Remember that the stakeholders in our agile projects can get carried away with vanity metrics, and they might lose focus on reality, which in turn leads to unrecoverable damage to investments.
Let’s take a look at some of the distractions.
Velocity is the most popular and one of the most misused metrics. Many stakeholders show such a deep interest in measuring velocity that they end up ignoring reality. Velocity is an important metric on the dashboard, but you should be focusing on whether or not customer value is being delivered during every iteration.
It is baffling to see stakeholders demanding to measure code check-ins. Although one could create a beautiful cumulative burn-up graph displaying increasing check-ins, the reality is that the stakeholders need to concentrate on the quality and value that is being built into the code. You need to ask yourself whether or not your checked-in code is compliable, integratable, and testable.
Measuring employee engagement is another popular metric. An engaged employee is supposed to be very productive and happy, in turn contributing toward a more profitable company. However, many enterprises attach rewards to more engaged business groups, which lead to people gaming the system. You could have a dashboard that shows a year-by-year increase in an engagement score, but it’s better for stakeholders to establish trusted one-on-one contacts with employees on the ground rather than getting carried with the numbers.
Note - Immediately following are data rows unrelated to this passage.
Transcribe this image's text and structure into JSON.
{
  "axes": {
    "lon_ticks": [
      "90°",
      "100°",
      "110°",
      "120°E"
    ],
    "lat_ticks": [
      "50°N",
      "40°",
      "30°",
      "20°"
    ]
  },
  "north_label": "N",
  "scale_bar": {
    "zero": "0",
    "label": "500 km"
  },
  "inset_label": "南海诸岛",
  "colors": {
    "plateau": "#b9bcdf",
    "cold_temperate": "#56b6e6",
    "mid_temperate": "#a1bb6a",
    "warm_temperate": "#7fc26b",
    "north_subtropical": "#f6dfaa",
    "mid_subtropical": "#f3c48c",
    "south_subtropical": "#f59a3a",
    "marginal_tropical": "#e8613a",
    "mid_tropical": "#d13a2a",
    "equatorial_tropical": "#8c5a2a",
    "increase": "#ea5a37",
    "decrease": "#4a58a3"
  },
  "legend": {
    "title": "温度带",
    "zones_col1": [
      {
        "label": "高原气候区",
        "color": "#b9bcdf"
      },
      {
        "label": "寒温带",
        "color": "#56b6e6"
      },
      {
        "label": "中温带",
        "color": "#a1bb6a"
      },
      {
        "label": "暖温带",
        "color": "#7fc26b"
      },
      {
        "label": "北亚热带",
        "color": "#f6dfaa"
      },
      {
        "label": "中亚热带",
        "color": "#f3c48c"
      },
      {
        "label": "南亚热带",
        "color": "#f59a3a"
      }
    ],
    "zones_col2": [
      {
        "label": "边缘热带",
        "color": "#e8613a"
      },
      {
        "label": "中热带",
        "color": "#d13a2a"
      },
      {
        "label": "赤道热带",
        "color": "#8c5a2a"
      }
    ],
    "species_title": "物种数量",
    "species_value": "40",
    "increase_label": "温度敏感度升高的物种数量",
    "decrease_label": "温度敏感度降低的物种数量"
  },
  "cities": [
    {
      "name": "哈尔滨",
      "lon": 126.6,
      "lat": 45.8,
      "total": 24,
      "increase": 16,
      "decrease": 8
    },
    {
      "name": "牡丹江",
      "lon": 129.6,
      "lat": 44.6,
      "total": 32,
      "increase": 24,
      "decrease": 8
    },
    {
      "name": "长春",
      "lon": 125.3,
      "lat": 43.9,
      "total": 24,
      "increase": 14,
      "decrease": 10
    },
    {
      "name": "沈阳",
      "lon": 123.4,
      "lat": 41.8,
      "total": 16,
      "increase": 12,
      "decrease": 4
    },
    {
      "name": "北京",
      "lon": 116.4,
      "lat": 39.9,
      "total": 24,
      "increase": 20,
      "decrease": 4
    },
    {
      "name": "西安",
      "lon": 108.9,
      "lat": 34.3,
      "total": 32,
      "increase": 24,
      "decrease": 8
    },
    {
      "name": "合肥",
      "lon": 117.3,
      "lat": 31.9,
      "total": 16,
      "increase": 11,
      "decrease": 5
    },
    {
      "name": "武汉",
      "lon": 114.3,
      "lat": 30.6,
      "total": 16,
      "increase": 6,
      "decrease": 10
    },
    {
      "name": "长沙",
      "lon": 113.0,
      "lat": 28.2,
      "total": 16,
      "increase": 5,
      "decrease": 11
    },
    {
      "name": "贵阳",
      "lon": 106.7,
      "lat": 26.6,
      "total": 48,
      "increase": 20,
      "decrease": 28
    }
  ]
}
Agile maturity assessments, another type of metric, are needed to get an estimate of what’s happening with agile practices in the team. However, you should not get carried away with these scores and make the assessments your sole guide. If rewards and punishments are attached to these measurements, then a team can easily game the system. In order to really know what is going on with the teams, stakeholders should attend standups and retrospectives.
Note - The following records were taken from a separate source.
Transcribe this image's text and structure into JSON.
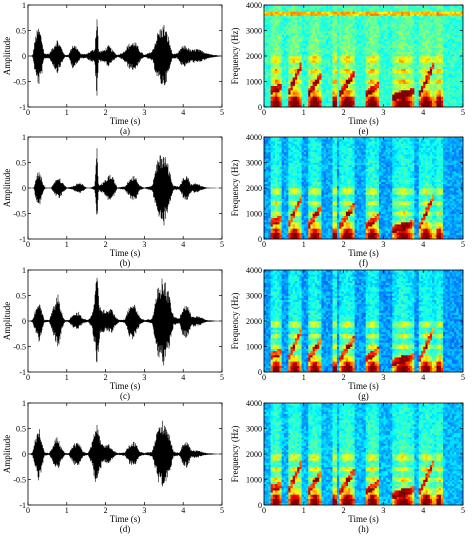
{
  "chart_data": [
    {
      "type": "line",
      "panel": "a",
      "caption": "(a)",
      "xlabel": "Time (s)",
      "ylabel": "Amplitude",
      "xlim": [
        0,
        5
      ],
      "ylim": [
        -1,
        1
      ],
      "xticks": [
        0,
        1,
        2,
        3,
        4,
        5
      ],
      "yticks": [
        -1,
        -0.5,
        0,
        0.5,
        1
      ],
      "series": [
        {
          "color": "#000000",
          "envelope": [
            [
              0.05,
              0.0
            ],
            [
              0.12,
              0.02
            ],
            [
              0.2,
              0.45
            ],
            [
              0.28,
              0.6
            ],
            [
              0.35,
              0.4
            ],
            [
              0.42,
              0.05
            ],
            [
              0.55,
              0.05
            ],
            [
              0.65,
              0.2
            ],
            [
              0.75,
              0.35
            ],
            [
              0.85,
              0.2
            ],
            [
              0.95,
              0.02
            ],
            [
              1.05,
              0.03
            ],
            [
              1.15,
              0.25
            ],
            [
              1.25,
              0.2
            ],
            [
              1.35,
              0.05
            ],
            [
              1.5,
              0.04
            ],
            [
              1.6,
              0.1
            ],
            [
              1.72,
              0.15
            ],
            [
              1.78,
              0.95
            ],
            [
              1.82,
              0.1
            ],
            [
              1.95,
              0.12
            ],
            [
              2.08,
              0.22
            ],
            [
              2.2,
              0.1
            ],
            [
              2.3,
              0.02
            ],
            [
              2.45,
              0.08
            ],
            [
              2.6,
              0.25
            ],
            [
              2.75,
              0.3
            ],
            [
              2.9,
              0.1
            ],
            [
              3.0,
              0.02
            ],
            [
              3.2,
              0.1
            ],
            [
              3.35,
              0.5
            ],
            [
              3.5,
              0.65
            ],
            [
              3.62,
              0.4
            ],
            [
              3.72,
              0.05
            ],
            [
              3.85,
              0.05
            ],
            [
              3.95,
              0.18
            ],
            [
              4.05,
              0.22
            ],
            [
              4.2,
              0.12
            ],
            [
              4.35,
              0.15
            ],
            [
              4.5,
              0.1
            ],
            [
              4.7,
              0.04
            ],
            [
              4.85,
              0.02
            ],
            [
              5.0,
              0.0
            ]
          ]
        }
      ]
    },
    {
      "type": "heatmap",
      "panel": "e",
      "caption": "(e)",
      "xlabel": "Time (s)",
      "ylabel": "Frequency (Hz)",
      "xlim": [
        0,
        5
      ],
      "ylim": [
        0,
        4000
      ],
      "xticks": [
        0,
        1,
        2,
        3,
        4,
        5
      ],
      "yticks": [
        0,
        1000,
        2000,
        3000,
        4000
      ],
      "colormap": "jet",
      "background_level": 0.42,
      "noise_band_hz": 3700
    },
    {
      "type": "line",
      "panel": "b",
      "caption": "(b)",
      "xlabel": "Time (s)",
      "ylabel": "Amplitude",
      "xlim": [
        0,
        5
      ],
      "ylim": [
        -1,
        1
      ],
      "xticks": [
        0,
        1,
        2,
        3,
        4,
        5
      ],
      "yticks": [
        -1,
        -0.5,
        0,
        0.5,
        1
      ],
      "series": [
        {
          "color": "#000000",
          "envelope": [
            [
              0.05,
              0.0
            ],
            [
              0.15,
              0.01
            ],
            [
              0.22,
              0.3
            ],
            [
              0.3,
              0.35
            ],
            [
              0.38,
              0.1
            ],
            [
              0.45,
              0.01
            ],
            [
              0.6,
              0.01
            ],
            [
              0.7,
              0.15
            ],
            [
              0.8,
              0.22
            ],
            [
              0.9,
              0.1
            ],
            [
              1.0,
              0.01
            ],
            [
              1.15,
              0.03
            ],
            [
              1.3,
              0.12
            ],
            [
              1.4,
              0.08
            ],
            [
              1.5,
              0.01
            ],
            [
              1.62,
              0.01
            ],
            [
              1.72,
              0.05
            ],
            [
              1.78,
              0.8
            ],
            [
              1.82,
              0.05
            ],
            [
              1.95,
              0.12
            ],
            [
              2.1,
              0.28
            ],
            [
              2.2,
              0.2
            ],
            [
              2.3,
              0.01
            ],
            [
              2.5,
              0.04
            ],
            [
              2.65,
              0.22
            ],
            [
              2.75,
              0.28
            ],
            [
              2.88,
              0.05
            ],
            [
              3.0,
              0.01
            ],
            [
              3.2,
              0.05
            ],
            [
              3.35,
              0.6
            ],
            [
              3.5,
              0.75
            ],
            [
              3.62,
              0.45
            ],
            [
              3.75,
              0.05
            ],
            [
              3.9,
              0.03
            ],
            [
              4.0,
              0.2
            ],
            [
              4.1,
              0.25
            ],
            [
              4.2,
              0.08
            ],
            [
              4.35,
              0.1
            ],
            [
              4.45,
              0.05
            ],
            [
              4.6,
              0.01
            ],
            [
              5.0,
              0.0
            ]
          ]
        }
      ]
    },
    {
      "type": "heatmap",
      "panel": "f",
      "caption": "(f)",
      "xlabel": "Time (s)",
      "ylabel": "Frequency (Hz)",
      "xlim": [
        0,
        5
      ],
      "ylim": [
        0,
        4000
      ],
      "xticks": [
        0,
        1,
        2,
        3,
        4,
        5
      ],
      "yticks": [
        0,
        1000,
        2000,
        3000,
        4000
      ],
      "colormap": "jet",
      "background_level": 0.34,
      "noise_band_hz": 0
    },
    {
      "type": "line",
      "panel": "c",
      "caption": "(c)",
      "xlabel": "Time (s)",
      "ylabel": "Amplitude",
      "xlim": [
        0,
        5
      ],
      "ylim": [
        -1,
        1
      ],
      "xticks": [
        0,
        1,
        2,
        3,
        4,
        5
      ],
      "yticks": [
        -1,
        -0.5,
        0,
        0.5,
        1
      ],
      "series": [
        {
          "color": "#000000",
          "envelope": [
            [
              0.05,
              0.0
            ],
            [
              0.12,
              0.03
            ],
            [
              0.2,
              0.25
            ],
            [
              0.28,
              0.45
            ],
            [
              0.36,
              0.2
            ],
            [
              0.42,
              0.03
            ],
            [
              0.55,
              0.02
            ],
            [
              0.68,
              0.35
            ],
            [
              0.78,
              0.55
            ],
            [
              0.88,
              0.15
            ],
            [
              0.95,
              0.02
            ],
            [
              1.05,
              0.02
            ],
            [
              1.15,
              0.12
            ],
            [
              1.3,
              0.18
            ],
            [
              1.42,
              0.05
            ],
            [
              1.55,
              0.02
            ],
            [
              1.65,
              0.15
            ],
            [
              1.72,
              0.5
            ],
            [
              1.78,
              0.95
            ],
            [
              1.85,
              0.3
            ],
            [
              2.0,
              0.2
            ],
            [
              2.15,
              0.25
            ],
            [
              2.25,
              0.1
            ],
            [
              2.35,
              0.02
            ],
            [
              2.5,
              0.04
            ],
            [
              2.65,
              0.4
            ],
            [
              2.75,
              0.35
            ],
            [
              2.88,
              0.08
            ],
            [
              3.0,
              0.02
            ],
            [
              3.2,
              0.05
            ],
            [
              3.35,
              0.7
            ],
            [
              3.5,
              0.9
            ],
            [
              3.62,
              0.6
            ],
            [
              3.75,
              0.1
            ],
            [
              3.9,
              0.05
            ],
            [
              4.0,
              0.3
            ],
            [
              4.1,
              0.35
            ],
            [
              4.2,
              0.12
            ],
            [
              4.35,
              0.1
            ],
            [
              4.45,
              0.08
            ],
            [
              4.6,
              0.02
            ],
            [
              5.0,
              0.0
            ]
          ]
        }
      ]
    },
    {
      "type": "heatmap",
      "panel": "g",
      "caption": "(g)",
      "xlabel": "Time (s)",
      "ylabel": "Frequency (Hz)",
      "xlim": [
        0,
        5
      ],
      "ylim": [
        0,
        4000
      ],
      "xticks": [
        0,
        1,
        2,
        3,
        4,
        5
      ],
      "yticks": [
        0,
        1000,
        2000,
        3000,
        4000
      ],
      "colormap": "jet",
      "background_level": 0.33,
      "noise_band_hz": 0
    },
    {
      "type": "line",
      "panel": "d",
      "caption": "(d)",
      "xlabel": "Time (s)",
      "ylabel": "Amplitude",
      "xlim": [
        0,
        5
      ],
      "ylim": [
        -1,
        1
      ],
      "xticks": [
        0,
        1,
        2,
        3,
        4,
        5
      ],
      "yticks": [
        -1,
        -0.5,
        0,
        0.5,
        1
      ],
      "series": [
        {
          "color": "#000000",
          "envelope": [
            [
              0.05,
              0.0
            ],
            [
              0.12,
              0.04
            ],
            [
              0.2,
              0.35
            ],
            [
              0.28,
              0.55
            ],
            [
              0.36,
              0.3
            ],
            [
              0.42,
              0.04
            ],
            [
              0.55,
              0.02
            ],
            [
              0.65,
              0.2
            ],
            [
              0.75,
              0.35
            ],
            [
              0.85,
              0.15
            ],
            [
              0.95,
              0.02
            ],
            [
              1.05,
              0.02
            ],
            [
              1.2,
              0.22
            ],
            [
              1.3,
              0.25
            ],
            [
              1.42,
              0.05
            ],
            [
              1.55,
              0.02
            ],
            [
              1.68,
              0.3
            ],
            [
              1.75,
              0.75
            ],
            [
              1.82,
              0.4
            ],
            [
              1.95,
              0.15
            ],
            [
              2.08,
              0.2
            ],
            [
              2.2,
              0.08
            ],
            [
              2.3,
              0.02
            ],
            [
              2.5,
              0.04
            ],
            [
              2.62,
              0.2
            ],
            [
              2.75,
              0.25
            ],
            [
              2.88,
              0.05
            ],
            [
              3.0,
              0.02
            ],
            [
              3.2,
              0.05
            ],
            [
              3.35,
              0.55
            ],
            [
              3.5,
              0.7
            ],
            [
              3.62,
              0.5
            ],
            [
              3.75,
              0.05
            ],
            [
              3.9,
              0.03
            ],
            [
              4.0,
              0.22
            ],
            [
              4.1,
              0.28
            ],
            [
              4.2,
              0.08
            ],
            [
              4.35,
              0.08
            ],
            [
              4.45,
              0.05
            ],
            [
              4.6,
              0.02
            ],
            [
              5.0,
              0.0
            ]
          ]
        }
      ]
    },
    {
      "type": "heatmap",
      "panel": "h",
      "caption": "(h)",
      "xlabel": "Time (s)",
      "ylabel": "Frequency (Hz)",
      "xlim": [
        0,
        5
      ],
      "ylim": [
        0,
        4000
      ],
      "xticks": [
        0,
        1,
        2,
        3,
        4,
        5
      ],
      "yticks": [
        0,
        1000,
        2000,
        3000,
        4000
      ],
      "colormap": "jet",
      "background_level": 0.36,
      "noise_band_hz": 0
    }
  ],
  "speech_regions": [
    [
      0.15,
      0.45
    ],
    [
      0.6,
      0.95
    ],
    [
      1.1,
      1.45
    ],
    [
      1.7,
      1.85
    ],
    [
      1.9,
      2.3
    ],
    [
      2.55,
      2.9
    ],
    [
      3.25,
      3.75
    ],
    [
      3.9,
      4.25
    ],
    [
      4.3,
      4.5
    ]
  ],
  "formant_tracks": [
    [
      [
        0.15,
        650
      ],
      [
        0.45,
        800
      ]
    ],
    [
      [
        0.6,
        500
      ],
      [
        0.95,
        1700
      ]
    ],
    [
      [
        1.1,
        500
      ],
      [
        1.45,
        1300
      ]
    ],
    [
      [
        1.9,
        500
      ],
      [
        2.3,
        1400
      ]
    ],
    [
      [
        2.55,
        500
      ],
      [
        2.9,
        900
      ]
    ],
    [
      [
        3.25,
        400
      ],
      [
        3.75,
        600
      ]
    ],
    [
      [
        3.9,
        500
      ],
      [
        4.25,
        1600
      ]
    ]
  ]
}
Stakeholders can gain more realistic insight by observing the intangibles—like accountability, transparency, and trust in teams—rather than just following the numbers on an assessment dashboard.
The number of issues and roadblocks on a team’s story wall can contribute to higher blood pressure for the stakeholders. Again, this is not a clear indication of the real issues affecting the project. Many times, teams don’t speak up about the issues until the last minute.
Rewards, punishments, and a bad leadership style can also influence a team to not display too many issues on a story wall.
What other metrics are distracting your stakeholders?